Performance metrics of GPRM.
In Fig. 13, the cells highlighted in green indicate the positive prediction rate and the cells emphasized in variant red indicate the false discovery rate by classifier. The overall accuracy of the classifier is found to be 76.8% for instances of male and 88.1% for test instances of female for the datasets of about male (6833) and female (4778) with training and testing ratios of (60 : 40) %. Table 3 depicts the performance metrics of classifier SVM-GK for prediction of male and female instances separately.
Performance metrics of SVM-GK for instances of male with 60 : 40 train to test data
Table 3 depicts the performance metrics of classifier SVM-GK for prediction of male and female instances.

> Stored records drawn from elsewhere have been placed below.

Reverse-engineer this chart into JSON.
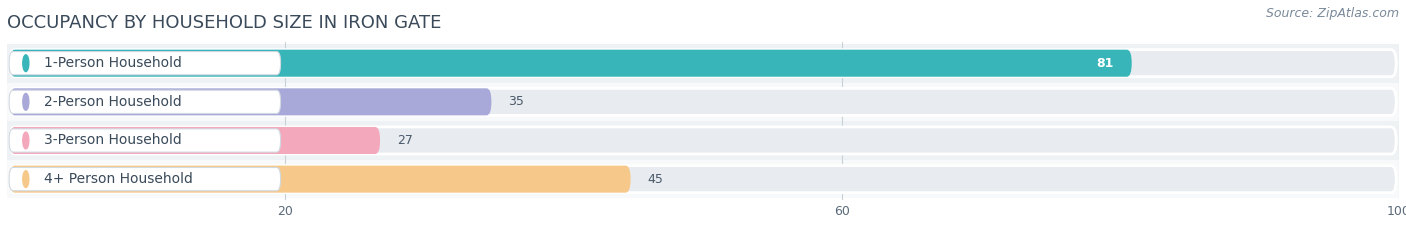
{
  "title": "OCCUPANCY BY HOUSEHOLD SIZE IN IRON GATE",
  "source": "Source: ZipAtlas.com",
  "categories": [
    "1-Person Household",
    "2-Person Household",
    "3-Person Household",
    "4+ Person Household"
  ],
  "values": [
    81,
    35,
    27,
    45
  ],
  "bar_colors": [
    "#38b5b8",
    "#a9a9d9",
    "#f4a8bb",
    "#f6c98a"
  ],
  "xlim": [
    0,
    100
  ],
  "xticks": [
    20,
    60,
    100
  ],
  "background_color": "#f5f7f9",
  "bar_background": "#e8ecf0",
  "row_bg_colors": [
    "#f0f4f6",
    "#f5f7f9"
  ],
  "title_fontsize": 13,
  "source_fontsize": 9,
  "label_fontsize": 10,
  "value_fontsize": 9
}
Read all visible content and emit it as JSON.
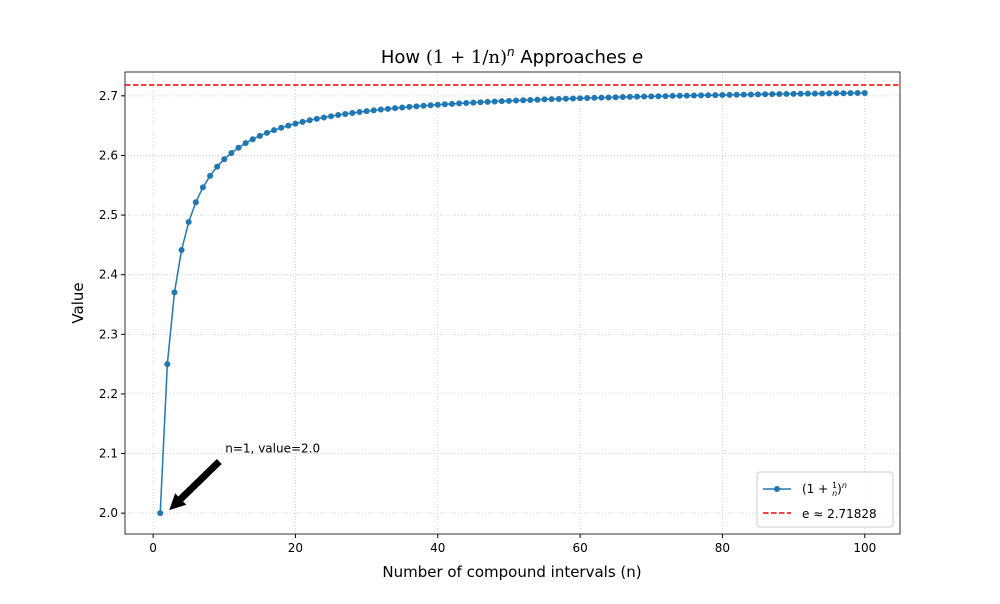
{
  "chart_data": {
    "type": "line",
    "title": {
      "prefix": "How ",
      "math": "(1 + 1/n)",
      "sup": "n",
      "suffix": " Approaches ",
      "e": "e"
    },
    "xlabel": "Number of compound intervals (n)",
    "ylabel": "Value",
    "xlim": [
      -3.95,
      104.95
    ],
    "ylim": [
      1.965,
      2.74
    ],
    "xticks": [
      0,
      20,
      40,
      60,
      80,
      100
    ],
    "yticks": [
      2.0,
      2.1,
      2.2,
      2.3,
      2.4,
      2.5,
      2.6,
      2.7
    ],
    "grid": true,
    "legend_placement": "lower-right",
    "series": [
      {
        "name": "(1 + 1/n)^n",
        "legend_parts": {
          "open": "(1 + ",
          "num": "1",
          "den": "n",
          "close": ")",
          "sup": "n"
        },
        "color": "#1f77b4",
        "marker": "circle",
        "x": [
          1,
          2,
          3,
          4,
          5,
          6,
          7,
          8,
          9,
          10,
          11,
          12,
          13,
          14,
          15,
          16,
          17,
          18,
          19,
          20,
          21,
          22,
          23,
          24,
          25,
          26,
          27,
          28,
          29,
          30,
          31,
          32,
          33,
          34,
          35,
          36,
          37,
          38,
          39,
          40,
          41,
          42,
          43,
          44,
          45,
          46,
          47,
          48,
          49,
          50,
          51,
          52,
          53,
          54,
          55,
          56,
          57,
          58,
          59,
          60,
          61,
          62,
          63,
          64,
          65,
          66,
          67,
          68,
          69,
          70,
          71,
          72,
          73,
          74,
          75,
          76,
          77,
          78,
          79,
          80,
          81,
          82,
          83,
          84,
          85,
          86,
          87,
          88,
          89,
          90,
          91,
          92,
          93,
          94,
          95,
          96,
          97,
          98,
          99,
          100
        ],
        "y": [
          2.0,
          2.25,
          2.3704,
          2.4414,
          2.4883,
          2.5216,
          2.5465,
          2.5658,
          2.5812,
          2.5937,
          2.6042,
          2.613,
          2.6206,
          2.6272,
          2.6329,
          2.6379,
          2.6424,
          2.6464,
          2.65,
          2.6533,
          2.6563,
          2.659,
          2.6614,
          2.6637,
          2.6658,
          2.6678,
          2.6696,
          2.6713,
          2.6728,
          2.6743,
          2.6757,
          2.677,
          2.6782,
          2.6794,
          2.6804,
          2.6815,
          2.6824,
          2.6834,
          2.6842,
          2.6851,
          2.6859,
          2.6866,
          2.6873,
          2.688,
          2.6887,
          2.6893,
          2.6899,
          2.6905,
          2.6911,
          2.6916,
          2.6921,
          2.6926,
          2.6931,
          2.6935,
          2.694,
          2.6944,
          2.6948,
          2.6952,
          2.6956,
          2.696,
          2.6963,
          2.6967,
          2.697,
          2.6973,
          2.6977,
          2.698,
          2.6983,
          2.6986,
          2.6988,
          2.6991,
          2.6994,
          2.6996,
          2.6999,
          2.7001,
          2.7004,
          2.7006,
          2.7008,
          2.7011,
          2.7013,
          2.7015,
          2.7017,
          2.7019,
          2.7021,
          2.7023,
          2.7025,
          2.7026,
          2.7028,
          2.703,
          2.7032,
          2.7033,
          2.7035,
          2.7037,
          2.7038,
          2.704,
          2.7041,
          2.7043,
          2.7044,
          2.7045,
          2.7047,
          2.7048
        ]
      },
      {
        "name": "e ≈ 2.71828",
        "color": "#ff0000",
        "style": "dashed",
        "hline": 2.71828
      }
    ],
    "annotation": {
      "text": "n=1, value=2.0",
      "point": [
        1,
        2.0
      ],
      "text_pos": [
        10,
        2.1
      ],
      "arrow_color": "#000000"
    }
  }
}
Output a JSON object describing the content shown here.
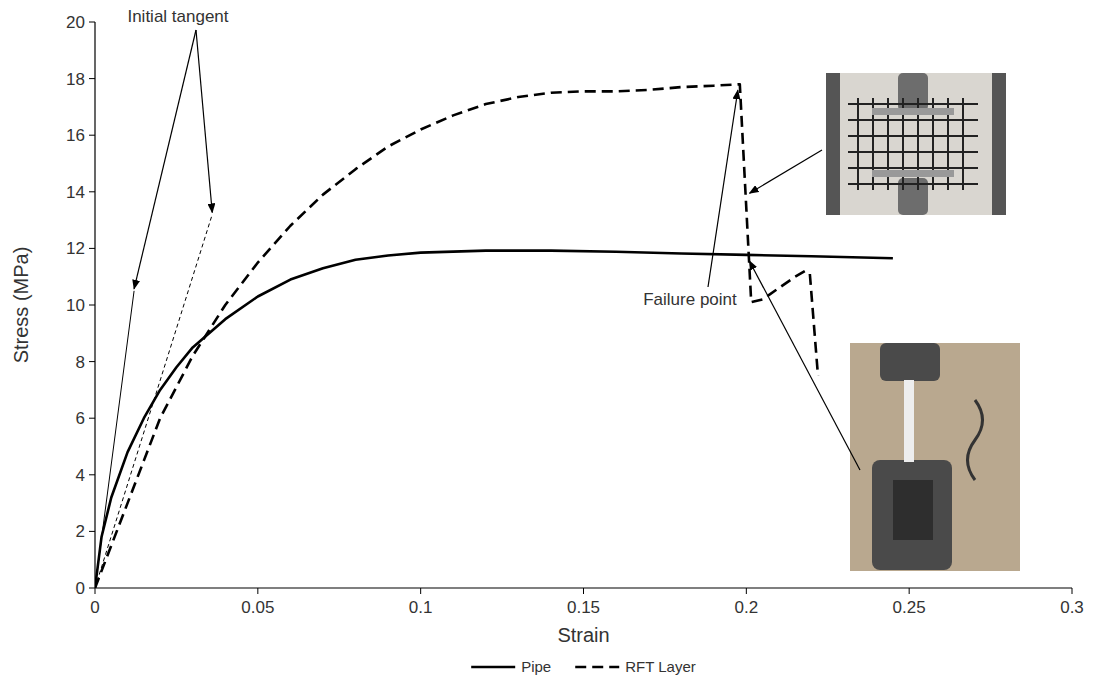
{
  "chart_data": {
    "type": "line",
    "x_label": "Strain",
    "y_label": "Stress (MPa)",
    "xlim": [
      0,
      0.3
    ],
    "ylim": [
      0,
      20
    ],
    "xticks": [
      0,
      0.05,
      0.1,
      0.15,
      0.2,
      0.25,
      0.3
    ],
    "yticks": [
      0,
      2,
      4,
      6,
      8,
      10,
      12,
      14,
      16,
      18,
      20
    ],
    "grid": false,
    "legend": "bottom",
    "series": [
      {
        "name": "Pipe",
        "color": "#000000",
        "line_style": "solid",
        "x": [
          0,
          0.002,
          0.005,
          0.01,
          0.015,
          0.02,
          0.025,
          0.03,
          0.04,
          0.05,
          0.06,
          0.07,
          0.08,
          0.09,
          0.1,
          0.12,
          0.14,
          0.16,
          0.18,
          0.2,
          0.22,
          0.245
        ],
        "values": [
          0,
          1.8,
          3.2,
          4.8,
          6.0,
          7.0,
          7.8,
          8.5,
          9.5,
          10.3,
          10.9,
          11.3,
          11.6,
          11.75,
          11.85,
          11.92,
          11.92,
          11.88,
          11.82,
          11.77,
          11.72,
          11.65
        ]
      },
      {
        "name": "RFT Layer",
        "color": "#000000",
        "line_style": "dashed",
        "x": [
          0,
          0.005,
          0.01,
          0.015,
          0.02,
          0.03,
          0.04,
          0.05,
          0.06,
          0.07,
          0.08,
          0.09,
          0.1,
          0.11,
          0.12,
          0.13,
          0.14,
          0.15,
          0.16,
          0.17,
          0.18,
          0.19,
          0.198,
          0.2015,
          0.205,
          0.21,
          0.215,
          0.218,
          0.2195,
          0.222
        ],
        "values": [
          0,
          1.5,
          3.0,
          4.5,
          6.0,
          8.2,
          10.0,
          11.5,
          12.8,
          13.9,
          14.8,
          15.6,
          16.2,
          16.7,
          17.1,
          17.35,
          17.5,
          17.55,
          17.55,
          17.6,
          17.7,
          17.75,
          17.8,
          10.1,
          10.2,
          10.6,
          11.0,
          11.2,
          11.1,
          7.5
        ]
      }
    ],
    "initial_tangent": {
      "text": "Initial tangent",
      "lines": [
        {
          "line_style": "solid",
          "x": [
            0,
            0.012
          ],
          "values": [
            0,
            10.5
          ]
        },
        {
          "line_style": "dashed",
          "x": [
            0,
            0.036
          ],
          "values": [
            0,
            13.2
          ]
        }
      ]
    },
    "failure_point": {
      "text": "Failure point"
    }
  }
}
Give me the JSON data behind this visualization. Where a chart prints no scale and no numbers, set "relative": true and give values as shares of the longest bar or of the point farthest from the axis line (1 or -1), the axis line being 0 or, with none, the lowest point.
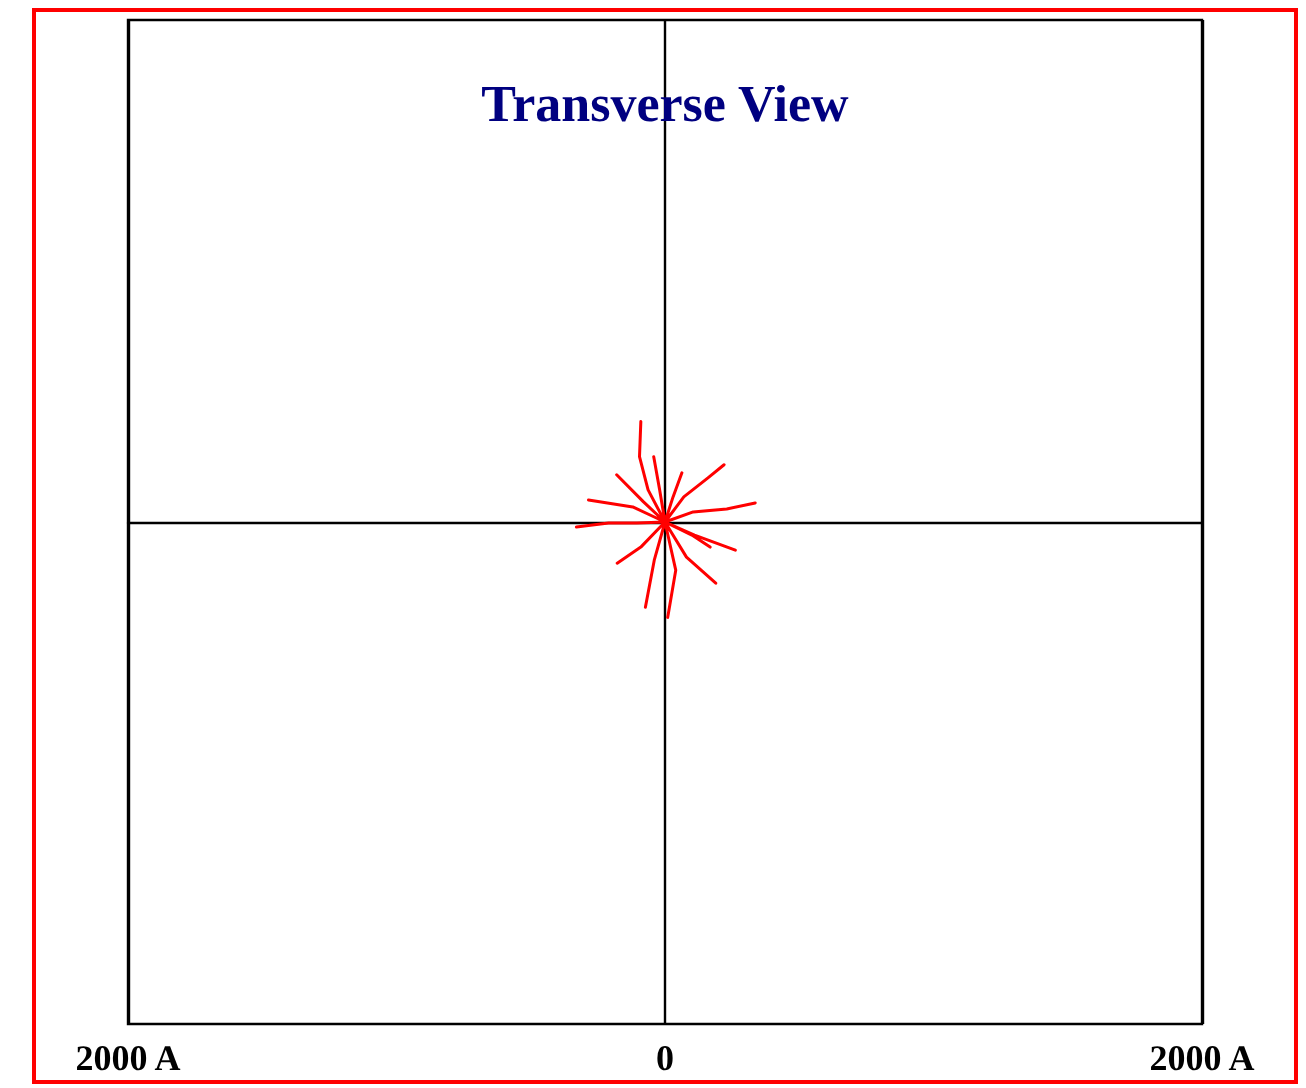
{
  "chart_data": {
    "type": "line",
    "title": "Transverse View",
    "xlim": [
      -2000,
      2000
    ],
    "relative": true,
    "xticks": [
      {
        "value": -2000,
        "label": "2000 A"
      },
      0,
      {
        "value": 2000,
        "label": "2000 A"
      }
    ],
    "tick_labels": "x",
    "grid": "x",
    "marker": "none",
    "line_style": "solid",
    "series": [
      {
        "color": "#ff0000",
        "x": [
          0,
          -63,
          -95,
          -90,
          null,
          0,
          -105,
          -210,
          -330,
          null,
          0,
          -80,
          -180,
          null,
          0,
          -120,
          -285,
          null,
          0,
          -20,
          -42,
          null,
          0,
          70,
          160,
          220,
          null,
          0,
          105,
          230,
          336,
          null,
          0,
          110,
          262,
          null,
          0,
          80,
          189,
          null,
          0,
          40,
          10,
          null,
          0,
          -40,
          -73,
          null,
          0,
          -90,
          -178,
          null,
          0,
          30,
          63,
          null,
          0,
          100,
          168
        ],
        "values": [
          0,
          0.32,
          0.65,
          1.0,
          null,
          0,
          -0.01,
          -0.01,
          -0.05,
          null,
          0,
          0.2,
          0.47,
          null,
          0,
          0.15,
          0.22,
          null,
          0,
          0.32,
          0.65,
          null,
          0,
          0.25,
          0.44,
          0.57,
          null,
          0,
          0.1,
          0.13,
          0.19,
          null,
          0,
          -0.13,
          -0.28,
          null,
          0,
          -0.35,
          -0.61,
          null,
          0,
          -0.48,
          -0.95,
          null,
          0,
          -0.38,
          -0.85,
          null,
          0,
          -0.25,
          -0.41,
          null,
          0,
          0.25,
          0.49,
          null,
          0,
          -0.13,
          -0.25
        ]
      }
    ]
  }
}
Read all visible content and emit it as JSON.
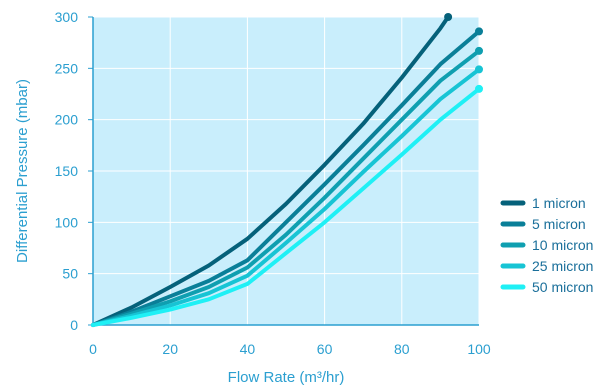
{
  "chart_data": {
    "type": "line",
    "xlabel": "Flow Rate  (m³/hr)",
    "ylabel": "Differential Pressure  (mbar)",
    "xlim": [
      0,
      100
    ],
    "ylim": [
      0,
      300
    ],
    "x_ticks": [
      0,
      20,
      40,
      60,
      80,
      100
    ],
    "y_ticks": [
      0,
      50,
      100,
      150,
      200,
      250,
      300
    ],
    "grid": true,
    "legend_position": "right",
    "plot_background": "#c9eefc",
    "axis_color": "#2b9fd0",
    "series": [
      {
        "name": "1 micron",
        "color": "#05617a",
        "points": [
          [
            0,
            0
          ],
          [
            10,
            17
          ],
          [
            20,
            37
          ],
          [
            30,
            58
          ],
          [
            40,
            84
          ],
          [
            50,
            118
          ],
          [
            60,
            156
          ],
          [
            70,
            196
          ],
          [
            80,
            241
          ],
          [
            90,
            289
          ],
          [
            92,
            300
          ]
        ]
      },
      {
        "name": "5 micron",
        "color": "#0a7f98",
        "points": [
          [
            0,
            0
          ],
          [
            10,
            13
          ],
          [
            20,
            28
          ],
          [
            30,
            43
          ],
          [
            40,
            63
          ],
          [
            50,
            100
          ],
          [
            60,
            137
          ],
          [
            70,
            175
          ],
          [
            80,
            214
          ],
          [
            90,
            254
          ],
          [
            100,
            286
          ]
        ]
      },
      {
        "name": "10 micron",
        "color": "#0f9fb0",
        "points": [
          [
            0,
            0
          ],
          [
            10,
            11
          ],
          [
            20,
            23
          ],
          [
            30,
            37
          ],
          [
            40,
            56
          ],
          [
            50,
            88
          ],
          [
            60,
            124
          ],
          [
            70,
            162
          ],
          [
            80,
            200
          ],
          [
            90,
            238
          ],
          [
            100,
            267
          ]
        ]
      },
      {
        "name": "25 micron",
        "color": "#17c4d4",
        "points": [
          [
            0,
            0
          ],
          [
            10,
            9
          ],
          [
            20,
            19
          ],
          [
            30,
            31
          ],
          [
            40,
            48
          ],
          [
            50,
            80
          ],
          [
            60,
            113
          ],
          [
            70,
            149
          ],
          [
            80,
            184
          ],
          [
            90,
            220
          ],
          [
            100,
            249
          ]
        ]
      },
      {
        "name": "50 micron",
        "color": "#1ff0f5",
        "points": [
          [
            0,
            0
          ],
          [
            10,
            7
          ],
          [
            20,
            15
          ],
          [
            30,
            25
          ],
          [
            40,
            40
          ],
          [
            50,
            70
          ],
          [
            60,
            100
          ],
          [
            70,
            133
          ],
          [
            80,
            166
          ],
          [
            90,
            200
          ],
          [
            100,
            230
          ]
        ]
      }
    ]
  }
}
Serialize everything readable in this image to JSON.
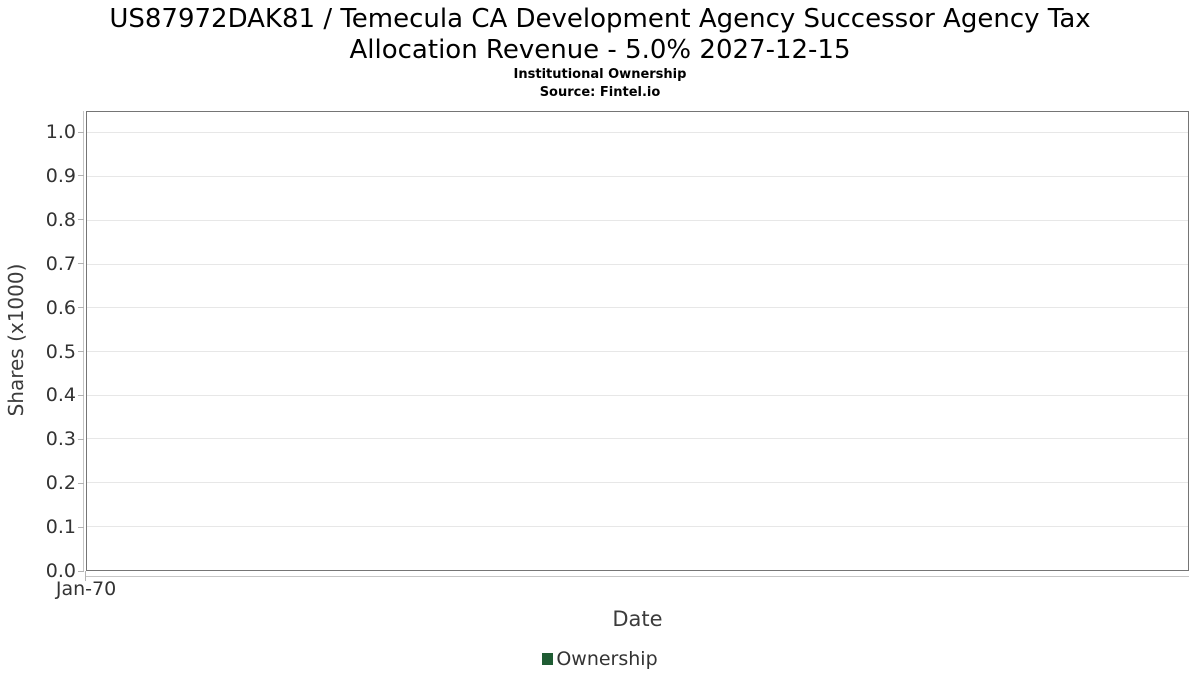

Performance metrics of SVM-GK for instances of male with 60 : 40 train to test data
It is observed from experimentation, the discriminable characteristics are highly found in the features of distance from carpal bone to middle finger phalangeal region than to other phalanges and hence leading to aforesaid accuracy. Further, reducing the number of classes may definitely increase the reliability of classifier.
Performance of GPRM for prediction of chronological age is depicted in Fig. 14a and 14b for female (1711) and male (2733) instances on the same test datasets experimented using SVM-GK. According to Fig. 13a and 13b, prediction accuracy of female samples is better compared to the male samples with regard to distance features. Root Mean Square Error of GPRM is found to be 0.7516 in case of female instance prediction and about 1.4168 for male instance prediction with exponential kernel function. Also, the prediction of classes in case of true to predicted class is converged greatly in case of female compared to male class.
In summary, assessment of chronological age is performed by considering the region of interest as wrist of left hand radiographs using a bit plane level processing for segmentation. Further, a convolution kernel based deep convolutional architecture framework is proposed with two hidden layers for classification of radiographs into male and female at level 1. Followed by which a semi-automated technique for distance features extraction from segmented region of interested is performed for classification into multiple age groups is developed for prediction of chronological age using SVM-GK and GPRM classifiers. Overall accuracy of deep learning model proposed is satisfactory. The classification of radiographs into various age groups is performed using SVM-GK and GPRM models using distance features computed from carpal bone regions to phalangeal regions radiograph images. In future, an automated method of extracting only carpal bone regions is to be proposed as an enhancement to this work and this further improve accuracy of age wise assessment.